Angling for Eyeballs

Angling for Eyeballs

LumiData’s sales analysis software helps suppliers convince big retailers to keep carrying their products.

What’s the most valuable thing a big-box retailer like Target sells? It’s not high-tech stereo systems or high-end appliances. It’s customer eyeballs.

For vendors, time in front of those eyeballs is a highly profitable privilege—one that they work hard to get. Like other megastores, Target expects to hear business arguments from its hundreds of suppliers to justify their place on the shelves and in product placement. Big-box retailers want those arguments fast, too—usually within two or three days after those retailers send suppliers weekly point-of-sale data. It’s not easy to analyze those numbers and create a business plan in just under three days; the job is even harder for large-scale suppliers such as Procter & Gamble, which sells as many as 500 products through Target.

Minneapolis-based LumiData works to solve that problem by selling sales analysis software, called Solys, that helps vendors quickly analyze the numbers, adjust their business strategies, and make the case for keeping their products prominently displayed and promoted.

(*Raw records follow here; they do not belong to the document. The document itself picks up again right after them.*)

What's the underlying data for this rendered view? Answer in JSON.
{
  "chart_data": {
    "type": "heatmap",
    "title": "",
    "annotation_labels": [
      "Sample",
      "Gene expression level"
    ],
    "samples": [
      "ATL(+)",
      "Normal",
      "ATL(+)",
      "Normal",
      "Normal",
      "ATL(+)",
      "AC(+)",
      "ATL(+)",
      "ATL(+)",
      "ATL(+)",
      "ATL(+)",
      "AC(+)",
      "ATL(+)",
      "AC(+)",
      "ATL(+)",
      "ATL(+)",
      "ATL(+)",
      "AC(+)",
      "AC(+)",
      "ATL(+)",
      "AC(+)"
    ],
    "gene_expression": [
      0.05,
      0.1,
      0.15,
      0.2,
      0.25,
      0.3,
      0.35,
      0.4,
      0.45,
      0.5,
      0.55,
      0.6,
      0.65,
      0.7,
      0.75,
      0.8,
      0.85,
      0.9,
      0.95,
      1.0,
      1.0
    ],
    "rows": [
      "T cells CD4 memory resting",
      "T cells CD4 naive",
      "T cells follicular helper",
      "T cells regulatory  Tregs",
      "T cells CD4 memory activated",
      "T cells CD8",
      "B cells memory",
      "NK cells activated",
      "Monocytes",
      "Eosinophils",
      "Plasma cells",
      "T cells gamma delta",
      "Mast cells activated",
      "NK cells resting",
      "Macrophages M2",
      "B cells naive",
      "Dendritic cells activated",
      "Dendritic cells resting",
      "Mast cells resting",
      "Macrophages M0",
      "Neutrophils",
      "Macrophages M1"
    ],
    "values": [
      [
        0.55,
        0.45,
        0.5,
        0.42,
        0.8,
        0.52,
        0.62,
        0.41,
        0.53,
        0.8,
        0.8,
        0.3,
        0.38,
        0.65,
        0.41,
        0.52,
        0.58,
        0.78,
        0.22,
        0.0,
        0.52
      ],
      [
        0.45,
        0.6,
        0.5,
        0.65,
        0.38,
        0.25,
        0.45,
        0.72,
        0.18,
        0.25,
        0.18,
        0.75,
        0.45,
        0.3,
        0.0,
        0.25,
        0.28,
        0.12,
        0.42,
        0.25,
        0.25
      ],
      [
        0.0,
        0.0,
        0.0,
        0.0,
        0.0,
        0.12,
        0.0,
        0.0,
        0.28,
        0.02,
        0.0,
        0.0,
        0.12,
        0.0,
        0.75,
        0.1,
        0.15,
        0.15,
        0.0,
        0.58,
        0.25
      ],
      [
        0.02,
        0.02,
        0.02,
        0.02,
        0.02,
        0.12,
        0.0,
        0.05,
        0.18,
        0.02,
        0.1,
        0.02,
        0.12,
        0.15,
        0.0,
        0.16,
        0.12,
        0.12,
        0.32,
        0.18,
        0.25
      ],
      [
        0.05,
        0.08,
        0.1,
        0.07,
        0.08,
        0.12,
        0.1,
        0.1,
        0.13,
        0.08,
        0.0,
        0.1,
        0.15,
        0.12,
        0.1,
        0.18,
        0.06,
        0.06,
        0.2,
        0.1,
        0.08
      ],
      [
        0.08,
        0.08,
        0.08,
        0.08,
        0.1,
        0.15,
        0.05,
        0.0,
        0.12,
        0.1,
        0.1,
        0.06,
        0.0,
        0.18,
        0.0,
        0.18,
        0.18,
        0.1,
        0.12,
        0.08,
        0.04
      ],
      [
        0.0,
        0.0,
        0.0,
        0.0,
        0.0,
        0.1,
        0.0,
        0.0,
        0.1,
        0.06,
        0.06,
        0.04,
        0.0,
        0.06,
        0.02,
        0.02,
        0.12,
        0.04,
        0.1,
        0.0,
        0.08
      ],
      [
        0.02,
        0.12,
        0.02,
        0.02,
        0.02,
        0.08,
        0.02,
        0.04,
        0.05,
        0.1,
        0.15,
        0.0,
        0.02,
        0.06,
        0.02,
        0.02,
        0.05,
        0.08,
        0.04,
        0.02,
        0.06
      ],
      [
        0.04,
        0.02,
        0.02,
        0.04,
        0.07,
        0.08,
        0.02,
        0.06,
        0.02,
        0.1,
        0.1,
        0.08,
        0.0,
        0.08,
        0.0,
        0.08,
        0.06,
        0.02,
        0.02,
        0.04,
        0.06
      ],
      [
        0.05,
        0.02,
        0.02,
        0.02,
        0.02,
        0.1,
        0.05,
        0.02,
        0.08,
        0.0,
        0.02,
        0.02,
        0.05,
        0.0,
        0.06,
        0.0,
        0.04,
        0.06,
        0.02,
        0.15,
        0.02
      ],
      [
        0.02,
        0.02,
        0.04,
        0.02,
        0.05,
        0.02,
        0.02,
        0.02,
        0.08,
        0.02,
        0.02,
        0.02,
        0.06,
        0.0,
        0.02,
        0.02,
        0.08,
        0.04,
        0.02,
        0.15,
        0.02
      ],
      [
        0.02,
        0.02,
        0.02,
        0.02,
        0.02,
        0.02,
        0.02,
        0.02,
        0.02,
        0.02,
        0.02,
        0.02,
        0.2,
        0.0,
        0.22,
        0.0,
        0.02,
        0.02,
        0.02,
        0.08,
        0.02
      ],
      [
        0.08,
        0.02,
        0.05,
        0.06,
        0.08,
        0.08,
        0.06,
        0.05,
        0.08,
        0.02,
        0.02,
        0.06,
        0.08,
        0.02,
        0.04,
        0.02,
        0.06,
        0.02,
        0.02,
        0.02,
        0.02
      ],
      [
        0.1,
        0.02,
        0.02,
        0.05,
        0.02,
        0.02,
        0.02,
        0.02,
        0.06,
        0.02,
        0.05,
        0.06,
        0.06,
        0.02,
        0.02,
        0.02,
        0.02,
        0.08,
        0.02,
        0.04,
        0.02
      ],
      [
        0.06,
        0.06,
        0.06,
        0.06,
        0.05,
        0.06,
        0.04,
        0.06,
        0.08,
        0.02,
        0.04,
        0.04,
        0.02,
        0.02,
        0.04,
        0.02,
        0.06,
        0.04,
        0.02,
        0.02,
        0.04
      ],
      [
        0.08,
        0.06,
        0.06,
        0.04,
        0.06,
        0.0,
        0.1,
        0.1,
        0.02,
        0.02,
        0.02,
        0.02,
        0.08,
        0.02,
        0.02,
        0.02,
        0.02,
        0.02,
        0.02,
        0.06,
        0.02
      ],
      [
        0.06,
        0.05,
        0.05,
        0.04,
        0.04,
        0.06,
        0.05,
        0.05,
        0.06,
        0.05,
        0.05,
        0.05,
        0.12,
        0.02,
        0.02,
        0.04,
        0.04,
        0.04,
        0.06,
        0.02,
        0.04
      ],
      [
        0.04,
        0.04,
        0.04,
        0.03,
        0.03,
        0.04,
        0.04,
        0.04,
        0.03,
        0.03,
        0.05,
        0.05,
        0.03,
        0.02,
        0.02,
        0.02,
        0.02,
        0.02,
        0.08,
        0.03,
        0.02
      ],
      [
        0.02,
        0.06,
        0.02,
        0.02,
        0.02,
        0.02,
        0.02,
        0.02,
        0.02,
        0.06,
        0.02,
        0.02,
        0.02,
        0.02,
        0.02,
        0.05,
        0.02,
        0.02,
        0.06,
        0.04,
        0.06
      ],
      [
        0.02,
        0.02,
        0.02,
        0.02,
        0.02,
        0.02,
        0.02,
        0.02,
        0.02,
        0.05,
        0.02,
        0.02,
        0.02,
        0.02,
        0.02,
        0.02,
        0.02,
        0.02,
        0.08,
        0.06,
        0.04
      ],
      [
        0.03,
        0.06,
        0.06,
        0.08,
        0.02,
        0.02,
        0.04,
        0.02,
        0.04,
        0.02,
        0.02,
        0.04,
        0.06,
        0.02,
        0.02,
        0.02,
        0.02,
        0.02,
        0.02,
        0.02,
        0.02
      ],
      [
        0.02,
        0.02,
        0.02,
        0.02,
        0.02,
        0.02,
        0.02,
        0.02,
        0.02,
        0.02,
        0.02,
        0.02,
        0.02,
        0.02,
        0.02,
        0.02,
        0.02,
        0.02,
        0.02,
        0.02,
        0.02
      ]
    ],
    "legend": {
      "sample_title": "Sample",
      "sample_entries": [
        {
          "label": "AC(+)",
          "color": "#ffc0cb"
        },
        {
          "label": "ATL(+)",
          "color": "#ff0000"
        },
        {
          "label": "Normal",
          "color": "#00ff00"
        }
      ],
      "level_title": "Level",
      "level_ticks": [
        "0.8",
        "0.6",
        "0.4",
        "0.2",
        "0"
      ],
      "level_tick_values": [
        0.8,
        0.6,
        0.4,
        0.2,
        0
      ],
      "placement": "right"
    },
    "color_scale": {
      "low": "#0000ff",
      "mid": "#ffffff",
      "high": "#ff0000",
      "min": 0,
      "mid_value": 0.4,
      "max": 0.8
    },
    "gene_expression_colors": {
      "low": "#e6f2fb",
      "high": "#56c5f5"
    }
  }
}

LumiData now has more than 55 clients, including P&G, L’Oreal, Malt-O-Meal, Imation, Clorox, and other household names. These firms use LumiData software to create weekly point-of-sale data analyses for big retailers including Target, Wal-Mart, Supervalu, CVS, Walgreen’s, and Costco.

LumiData principal Bruce Erickson started the company in 2003. An independent consultant who developed software for Gillette and Unilever in the early part of the decade, Erickson saw Target become one of the first big retailers to ask suppliers for point-of-sale analysis.

Solys analyzes information in three interrelated areas: category management, supply chain management, and sales management. Each data set represents a crucial link in helping a vendor maintain a profitable relationship with a large retailer. What vendors covet in particular is the title “category captain,” in charge of growing annual sales in an entire category—oral care, say, or automotive—by a targeted amount. Captains typically have a great deal of influence with a retailer regarding how the category is managed.

Solys helps a vendor keep its captaincy by comparing and contrasting this week’s numbers against similar weeks. This allows vendor management to see what worked and didn’t work in similar situations. “You need to provide a fact-based return on investment statement in order to stay in the game,” notes Ransom Stafford, LumiData’s president, chairman, and CEO since 2004.

No supplier can meet its sales targets unless it also coordinates and drives the seamless flow of product from manufacturing facility to distribution center to store. “‘How much should we make?’ is not a trivial question—inventory is by far the most critical issue facing any retail operation,” Stafford says. Excess product can become obsolete, costing both vendor and retailer money. But a company that misses sales opportunities because the product isn’t on the shelves could lose both profits and the chance to become or stay category captain. LumiData’s product predicts likely sales levels, helping suppliers hit the inventory sweet spot—not too little and not too much.

In addition to its Minneapolis office, LumiData has operations in Bentonville, Arkansas—an effort to get closer to a certain major retailer based there.

“Part of our growth model is to be an anchor software provider for suppliers that sell into Wal-Mart’s more than 6,000 U.S. stores, plus those in China; and Target, with 2,000 U.S. stores,” Stafford says. “That could account for 25 to 40 percent of our sales volume.”